On his 80th birthday, August 7, Sequoia was in good spirits, and we had this email exchange:
You have had an extraordinary life, which you describe in generous detail with tremendous honesty. What was it like for you to approach this task of reviewing your life in the form of a memoir?
It was surprisingly easy, having been a journal-keeper for decades. During the pandemic I simply started a longer journal about reviewing my life, with no intention of publishing. It was only after realizing how many incredible teachers and teachings I've been graced with that I began to consider that others may find my "journal" of value. Several friends who read the early draft eagerly agreed!
The running themes of your book have to do with sexuality and spirituality, the erotic and the divine. How do you understand the connection between those two powerful forces?
The short answer is they are two ends of a spectrum, depicted in yoga and Tantra as the chakras. It's all one energy at different frequencies or colors. The longer answer requires reading Divining Desire. ;-)
You had a pretty traditional American upbringing and yet you have spent a good part of your adult life living in Canada. How did that happen?
I fell in love with Canada as a kid when my family spent some summer holidays there. My love deepened when experiencing the Vancouver Expo in 1986. I was smitten with summers here, and still am! Winters are less wonderful.
You received a serious cancer diagnosis last year. How did that affect the writing and completion of the book?
It heightened my motivation. By then I had begun to view Divining Desire as my final teaching vehicle, my legacy project. Knowing I had a "deadline" really quickened my motivation.
You describe your encounters with a string of legendary teachers. You yourself have a long history of teaching. And you make it a point to offer the book not just as your life story but also as a compendium of teachings that you’ve found meaningful. How did you develop your capacity as a teacher? And what can you say about the role of teachers in life?

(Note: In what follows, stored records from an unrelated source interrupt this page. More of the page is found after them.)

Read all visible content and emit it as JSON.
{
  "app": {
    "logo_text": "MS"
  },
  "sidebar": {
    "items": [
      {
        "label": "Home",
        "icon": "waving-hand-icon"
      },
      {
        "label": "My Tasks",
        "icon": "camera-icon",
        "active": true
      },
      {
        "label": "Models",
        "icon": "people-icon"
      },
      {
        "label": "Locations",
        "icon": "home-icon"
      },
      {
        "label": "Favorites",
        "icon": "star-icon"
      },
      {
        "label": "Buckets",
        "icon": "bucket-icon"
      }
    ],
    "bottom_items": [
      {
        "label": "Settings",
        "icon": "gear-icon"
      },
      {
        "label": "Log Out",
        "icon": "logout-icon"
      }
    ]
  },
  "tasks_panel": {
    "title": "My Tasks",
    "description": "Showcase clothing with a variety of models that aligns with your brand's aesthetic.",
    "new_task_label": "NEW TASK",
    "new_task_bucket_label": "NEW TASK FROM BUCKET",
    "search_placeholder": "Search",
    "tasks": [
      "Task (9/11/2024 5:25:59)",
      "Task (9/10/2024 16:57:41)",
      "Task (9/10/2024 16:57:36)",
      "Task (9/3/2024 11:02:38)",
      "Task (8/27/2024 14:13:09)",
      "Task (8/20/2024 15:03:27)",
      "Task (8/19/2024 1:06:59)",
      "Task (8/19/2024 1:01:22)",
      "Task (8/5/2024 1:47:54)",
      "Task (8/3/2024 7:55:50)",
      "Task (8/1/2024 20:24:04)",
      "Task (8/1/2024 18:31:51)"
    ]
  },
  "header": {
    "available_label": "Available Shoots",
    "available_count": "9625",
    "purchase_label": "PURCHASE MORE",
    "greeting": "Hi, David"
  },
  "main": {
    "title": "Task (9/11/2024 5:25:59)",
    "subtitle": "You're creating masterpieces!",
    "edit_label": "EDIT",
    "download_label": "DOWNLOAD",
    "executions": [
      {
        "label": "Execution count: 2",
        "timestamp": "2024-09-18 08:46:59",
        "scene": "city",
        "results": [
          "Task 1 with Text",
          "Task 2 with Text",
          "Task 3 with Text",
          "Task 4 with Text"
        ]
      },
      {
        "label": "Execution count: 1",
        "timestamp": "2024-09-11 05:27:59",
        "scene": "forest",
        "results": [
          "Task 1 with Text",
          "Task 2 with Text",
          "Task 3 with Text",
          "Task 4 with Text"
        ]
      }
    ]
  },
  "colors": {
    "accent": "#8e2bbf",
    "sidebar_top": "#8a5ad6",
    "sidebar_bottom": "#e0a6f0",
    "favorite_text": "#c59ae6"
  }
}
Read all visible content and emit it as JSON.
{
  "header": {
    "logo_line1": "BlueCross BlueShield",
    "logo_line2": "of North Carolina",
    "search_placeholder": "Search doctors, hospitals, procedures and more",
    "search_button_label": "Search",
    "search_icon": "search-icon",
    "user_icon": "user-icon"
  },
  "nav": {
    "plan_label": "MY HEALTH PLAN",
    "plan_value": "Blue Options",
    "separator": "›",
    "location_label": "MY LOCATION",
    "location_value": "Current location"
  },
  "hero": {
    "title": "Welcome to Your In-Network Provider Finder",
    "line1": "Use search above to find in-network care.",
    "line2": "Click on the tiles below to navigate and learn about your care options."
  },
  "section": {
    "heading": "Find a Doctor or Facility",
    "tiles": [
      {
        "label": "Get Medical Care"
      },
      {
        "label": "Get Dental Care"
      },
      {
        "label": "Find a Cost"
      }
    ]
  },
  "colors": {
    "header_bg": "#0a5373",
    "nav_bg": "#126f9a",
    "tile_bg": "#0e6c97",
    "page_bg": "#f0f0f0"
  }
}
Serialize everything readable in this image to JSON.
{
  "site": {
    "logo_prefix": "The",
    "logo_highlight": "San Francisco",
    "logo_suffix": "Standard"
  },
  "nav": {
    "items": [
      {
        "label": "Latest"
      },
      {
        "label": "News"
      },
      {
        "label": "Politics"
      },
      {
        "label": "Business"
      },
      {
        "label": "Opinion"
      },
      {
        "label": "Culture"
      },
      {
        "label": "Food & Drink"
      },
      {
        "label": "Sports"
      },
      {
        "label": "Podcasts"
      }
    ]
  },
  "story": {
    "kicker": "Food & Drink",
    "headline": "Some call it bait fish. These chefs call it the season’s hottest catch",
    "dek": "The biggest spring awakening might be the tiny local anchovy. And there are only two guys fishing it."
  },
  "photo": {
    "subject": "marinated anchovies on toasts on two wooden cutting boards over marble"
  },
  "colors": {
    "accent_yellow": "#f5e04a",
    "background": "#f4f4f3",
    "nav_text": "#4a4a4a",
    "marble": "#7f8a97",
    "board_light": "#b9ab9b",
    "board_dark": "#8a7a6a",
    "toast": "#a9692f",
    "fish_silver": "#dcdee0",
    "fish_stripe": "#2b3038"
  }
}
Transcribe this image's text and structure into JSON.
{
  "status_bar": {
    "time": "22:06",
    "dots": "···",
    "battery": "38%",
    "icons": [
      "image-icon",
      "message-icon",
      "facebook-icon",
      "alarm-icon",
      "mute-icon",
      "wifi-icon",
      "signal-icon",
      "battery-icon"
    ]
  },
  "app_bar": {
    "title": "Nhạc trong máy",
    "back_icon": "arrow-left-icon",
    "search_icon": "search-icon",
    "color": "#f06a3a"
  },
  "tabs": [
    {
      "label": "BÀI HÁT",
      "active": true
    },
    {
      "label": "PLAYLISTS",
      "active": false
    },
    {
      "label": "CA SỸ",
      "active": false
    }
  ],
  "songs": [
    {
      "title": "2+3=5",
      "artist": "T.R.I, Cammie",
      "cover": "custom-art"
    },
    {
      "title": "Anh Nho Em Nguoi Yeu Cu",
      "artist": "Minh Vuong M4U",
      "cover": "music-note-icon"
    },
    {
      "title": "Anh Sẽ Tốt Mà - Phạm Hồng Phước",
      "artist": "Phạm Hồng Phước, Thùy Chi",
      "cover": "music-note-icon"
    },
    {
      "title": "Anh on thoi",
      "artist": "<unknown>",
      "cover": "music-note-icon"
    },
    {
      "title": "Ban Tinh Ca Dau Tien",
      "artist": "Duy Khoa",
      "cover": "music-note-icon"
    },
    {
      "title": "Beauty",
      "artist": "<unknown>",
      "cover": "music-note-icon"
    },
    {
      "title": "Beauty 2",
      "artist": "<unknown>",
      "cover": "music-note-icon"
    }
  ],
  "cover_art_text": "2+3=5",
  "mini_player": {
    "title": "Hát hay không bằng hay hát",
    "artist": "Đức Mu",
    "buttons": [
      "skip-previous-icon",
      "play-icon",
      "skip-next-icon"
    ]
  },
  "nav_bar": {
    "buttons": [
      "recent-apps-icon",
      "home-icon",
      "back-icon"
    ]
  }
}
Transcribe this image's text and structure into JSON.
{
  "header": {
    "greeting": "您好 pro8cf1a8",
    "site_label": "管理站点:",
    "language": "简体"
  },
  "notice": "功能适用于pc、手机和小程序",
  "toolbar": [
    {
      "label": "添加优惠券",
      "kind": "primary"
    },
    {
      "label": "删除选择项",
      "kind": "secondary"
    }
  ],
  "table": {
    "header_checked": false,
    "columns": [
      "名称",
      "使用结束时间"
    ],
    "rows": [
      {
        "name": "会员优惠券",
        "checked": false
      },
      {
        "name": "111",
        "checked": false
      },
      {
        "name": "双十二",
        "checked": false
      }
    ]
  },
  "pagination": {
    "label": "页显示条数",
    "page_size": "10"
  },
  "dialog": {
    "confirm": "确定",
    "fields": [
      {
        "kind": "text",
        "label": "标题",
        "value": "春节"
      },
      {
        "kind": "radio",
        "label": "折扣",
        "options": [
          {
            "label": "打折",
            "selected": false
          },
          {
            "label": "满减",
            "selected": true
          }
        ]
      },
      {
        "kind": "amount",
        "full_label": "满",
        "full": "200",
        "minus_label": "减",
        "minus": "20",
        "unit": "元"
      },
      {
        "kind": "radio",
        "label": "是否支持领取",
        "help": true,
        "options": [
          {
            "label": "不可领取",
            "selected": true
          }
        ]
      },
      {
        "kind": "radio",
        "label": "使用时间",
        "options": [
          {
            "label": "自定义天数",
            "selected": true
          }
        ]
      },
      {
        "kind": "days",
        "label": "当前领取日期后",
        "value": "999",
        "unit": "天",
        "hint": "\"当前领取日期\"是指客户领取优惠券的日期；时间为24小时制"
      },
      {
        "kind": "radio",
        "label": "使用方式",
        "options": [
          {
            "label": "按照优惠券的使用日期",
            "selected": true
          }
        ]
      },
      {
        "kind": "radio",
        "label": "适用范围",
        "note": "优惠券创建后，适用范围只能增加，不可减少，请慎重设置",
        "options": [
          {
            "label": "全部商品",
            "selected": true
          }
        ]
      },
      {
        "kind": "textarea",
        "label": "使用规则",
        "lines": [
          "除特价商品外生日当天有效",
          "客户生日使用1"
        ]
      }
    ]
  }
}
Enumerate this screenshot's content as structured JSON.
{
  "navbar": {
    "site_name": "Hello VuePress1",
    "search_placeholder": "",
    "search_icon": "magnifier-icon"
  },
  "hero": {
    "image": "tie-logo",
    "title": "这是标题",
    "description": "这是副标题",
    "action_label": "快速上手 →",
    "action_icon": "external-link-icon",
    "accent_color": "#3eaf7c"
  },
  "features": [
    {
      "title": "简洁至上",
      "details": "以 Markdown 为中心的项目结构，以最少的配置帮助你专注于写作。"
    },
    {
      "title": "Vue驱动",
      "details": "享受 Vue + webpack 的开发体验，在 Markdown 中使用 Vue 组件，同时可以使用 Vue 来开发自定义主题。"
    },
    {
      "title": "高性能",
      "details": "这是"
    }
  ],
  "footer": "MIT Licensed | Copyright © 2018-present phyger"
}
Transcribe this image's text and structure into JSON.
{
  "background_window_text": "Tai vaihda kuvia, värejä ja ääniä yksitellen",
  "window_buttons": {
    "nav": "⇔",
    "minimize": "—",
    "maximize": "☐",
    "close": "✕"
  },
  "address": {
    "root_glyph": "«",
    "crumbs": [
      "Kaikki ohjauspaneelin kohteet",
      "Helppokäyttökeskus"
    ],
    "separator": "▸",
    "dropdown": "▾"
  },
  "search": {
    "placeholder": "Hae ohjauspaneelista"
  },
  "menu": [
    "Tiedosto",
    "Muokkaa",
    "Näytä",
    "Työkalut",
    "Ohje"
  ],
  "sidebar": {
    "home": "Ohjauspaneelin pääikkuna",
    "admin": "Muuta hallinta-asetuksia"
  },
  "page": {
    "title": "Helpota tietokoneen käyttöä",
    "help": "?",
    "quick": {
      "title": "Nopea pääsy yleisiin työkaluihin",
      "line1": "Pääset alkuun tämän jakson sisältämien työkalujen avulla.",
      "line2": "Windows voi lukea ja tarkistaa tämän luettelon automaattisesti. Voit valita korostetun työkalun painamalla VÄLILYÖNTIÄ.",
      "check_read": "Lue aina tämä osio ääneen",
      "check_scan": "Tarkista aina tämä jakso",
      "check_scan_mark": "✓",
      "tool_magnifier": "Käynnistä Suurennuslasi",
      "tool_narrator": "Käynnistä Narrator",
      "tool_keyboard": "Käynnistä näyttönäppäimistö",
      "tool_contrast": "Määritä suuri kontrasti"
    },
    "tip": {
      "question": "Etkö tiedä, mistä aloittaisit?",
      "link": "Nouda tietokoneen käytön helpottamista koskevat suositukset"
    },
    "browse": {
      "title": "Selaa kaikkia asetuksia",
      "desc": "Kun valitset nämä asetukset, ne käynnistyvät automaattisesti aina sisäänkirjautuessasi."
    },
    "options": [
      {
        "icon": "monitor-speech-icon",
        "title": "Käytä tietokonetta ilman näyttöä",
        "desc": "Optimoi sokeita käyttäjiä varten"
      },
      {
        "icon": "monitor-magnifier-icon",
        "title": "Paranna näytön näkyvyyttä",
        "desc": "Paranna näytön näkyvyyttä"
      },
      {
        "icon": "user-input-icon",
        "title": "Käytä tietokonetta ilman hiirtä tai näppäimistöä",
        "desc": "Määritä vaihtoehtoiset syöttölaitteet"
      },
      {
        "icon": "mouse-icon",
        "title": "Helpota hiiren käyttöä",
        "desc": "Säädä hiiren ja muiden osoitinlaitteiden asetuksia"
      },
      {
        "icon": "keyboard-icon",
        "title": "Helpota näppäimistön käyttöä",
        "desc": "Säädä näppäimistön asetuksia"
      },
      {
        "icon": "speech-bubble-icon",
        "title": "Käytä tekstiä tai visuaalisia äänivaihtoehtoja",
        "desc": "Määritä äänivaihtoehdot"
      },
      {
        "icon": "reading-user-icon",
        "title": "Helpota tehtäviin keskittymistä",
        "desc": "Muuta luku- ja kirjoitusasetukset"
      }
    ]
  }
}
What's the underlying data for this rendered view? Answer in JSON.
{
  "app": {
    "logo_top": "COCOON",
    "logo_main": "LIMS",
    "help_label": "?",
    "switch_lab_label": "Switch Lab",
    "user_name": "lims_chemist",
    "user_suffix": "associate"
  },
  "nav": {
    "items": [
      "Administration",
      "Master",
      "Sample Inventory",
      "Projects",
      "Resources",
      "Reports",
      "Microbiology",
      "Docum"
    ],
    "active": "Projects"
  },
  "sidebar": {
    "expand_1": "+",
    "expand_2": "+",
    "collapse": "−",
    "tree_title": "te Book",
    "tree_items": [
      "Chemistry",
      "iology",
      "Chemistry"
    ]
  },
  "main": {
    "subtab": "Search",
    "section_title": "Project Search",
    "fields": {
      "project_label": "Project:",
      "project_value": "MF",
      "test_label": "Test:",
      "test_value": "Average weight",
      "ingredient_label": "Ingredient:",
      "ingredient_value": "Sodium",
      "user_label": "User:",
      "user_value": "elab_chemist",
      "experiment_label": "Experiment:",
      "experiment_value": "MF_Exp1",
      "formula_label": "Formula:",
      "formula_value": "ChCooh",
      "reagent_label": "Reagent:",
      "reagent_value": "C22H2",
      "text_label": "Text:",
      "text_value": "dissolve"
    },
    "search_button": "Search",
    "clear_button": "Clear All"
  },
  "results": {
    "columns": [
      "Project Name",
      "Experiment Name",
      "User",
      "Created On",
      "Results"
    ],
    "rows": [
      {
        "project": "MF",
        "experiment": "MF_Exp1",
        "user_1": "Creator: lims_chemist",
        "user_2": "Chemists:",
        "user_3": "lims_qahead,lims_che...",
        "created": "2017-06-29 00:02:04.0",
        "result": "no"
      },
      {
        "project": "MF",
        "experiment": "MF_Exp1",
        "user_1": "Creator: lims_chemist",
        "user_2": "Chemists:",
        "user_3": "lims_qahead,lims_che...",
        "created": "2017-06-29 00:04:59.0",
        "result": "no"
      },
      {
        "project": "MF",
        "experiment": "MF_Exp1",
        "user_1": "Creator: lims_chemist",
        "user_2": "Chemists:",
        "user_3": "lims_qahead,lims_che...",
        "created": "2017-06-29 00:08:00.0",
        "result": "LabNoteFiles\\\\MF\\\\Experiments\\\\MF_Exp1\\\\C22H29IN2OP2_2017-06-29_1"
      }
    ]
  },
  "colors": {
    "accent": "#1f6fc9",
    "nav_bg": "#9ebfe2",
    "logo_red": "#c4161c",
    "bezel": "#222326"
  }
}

I first discovered that I had a gift for teaching as an Air Force and later civilian flight instructor. As I began discovering the incredible value I was receiving from practicing yoga and meditation, I felt a strong impetus to share those gifts with gay brothers. It gradually and organically unfolded from there to teaching sensual massage, then Tantric massage. The role of teachers seems essential to spread skills and wisdom from one culture and generation to another.